People with high incomes benefit disproportionately from tax-adantaged accounts because they are in higher tax brackets, tend to consume more health care, and can afford to deposit larger amounts in their accounts. Middle- and lower-income people benefit much less, if at all.  For example, someone in the 15-percent income tax bracket who contributed the average of $1,420 to an FSA would save $322 in federal income and payroll taxes.  The typical middle-income individual likely contributes much less than the average, however, and therefore receives even smaller tax savings.  Low- and moderate-income households are unlikely to receive any income-tax savings because they pay little or no income tax.  They do receive payroll tax savings, but low-income workers will lose more in future Social Security benefits than they gain in lower payroll taxes, because their Social Security benefits are based on their taxable earnings.[3]

These modest tax benefits entail relatively large administrative and compliance costs.  Employers must manage the accounts themselves or hire a vendor to do so — typically at a cost of about $60 annually per participant.  Accountholders must spend hours complying with onerous recordkeeping requirements to assure that they are using their accounts only for approved items.

FSAs and other tax-advantaged accounts also encourage the overconsumption of health care, which runs directly counter to bipartisan efforts to slow the growth of system-wide health-care costs in both public programs and the private sector.  The accounts make people less price-sensitive and reduce the effectiveness of cost-sharing requirements in controlling health care utilization.  Moreover, prior to the restriction on over-the-counter items, funds in tax-advantaged accounts could be used to purchase nearly any health care item or service, regardless of whether it was medically necessary, cost effective, or of meaningful health value.

The staff of the Joint Committee on Taxation (JCT) included changing the definition of medical expenses for tax-advantaged accounts in a 2005 report identifying options for improving tax compliance and reforming tax expenditures.

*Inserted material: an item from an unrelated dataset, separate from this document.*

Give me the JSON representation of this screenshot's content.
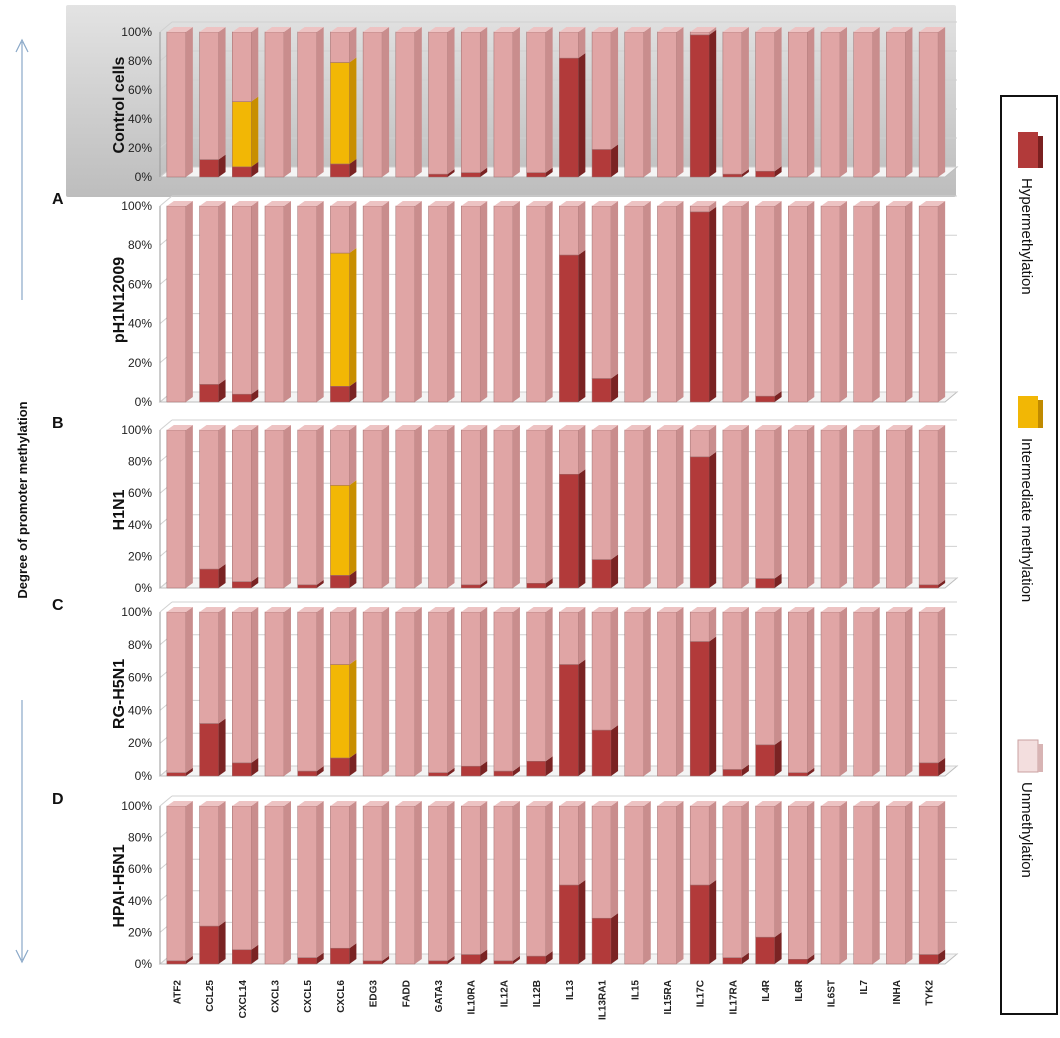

JCT offered several reasons for using the same defintion of “medical care” for both tax-favored accounts and itemized deductions.  First, having different definitions of “medical care” for different provisions caused similarly situated individuals to receive unequal tax treatment.  Second, purchases of over-the-counter medicines and other items (such as pain relievers, cold remedies, and sunscreen) constitute routine personal expenses, which are generally not considered deserving of a tax subsidy.  Third, “providing a subsidy for over-the-counter medicines may also result in less compliance, as it may be more difficult to distinguish products that are medical from those that are not, such as toiletries and products that promote general health.”[4]   These reasons still apply today.

Finally, the Affordable Care Act extends health coverage to 34 million more Americans and establishes minimum standards for health insurance policies, including an annual limitation on cost-sharing.   These and other aspects of health reform further diminish the already weak policy rationale for FSAs and other tax-avantaged accounts for health spending.

End notes:

[1] Janemarie Mulvey, Health Care Flexible Spending Accounts, Congressional Research Service Report RL32656, January 11, 2012.

[2] Kaiser Family Foundation and Health Research and Education Trust, Employer Health Benefits, 2011 Annual Survey.

[3] Chuck Marr and Kris Cox, Curbing Flexible Spending Accounts Could Help Pay for Health Care Reform, Center on Budget and Policy Priorities, June 10, 2009, http://www.cbpp.org/cms/index.cfm?fa=view&id=2829.

[4] Joint Committee on Taxation, Options to Improve Tax Compliance and Reform Tax Expenditures, January 27, 2005, pp. 105-8.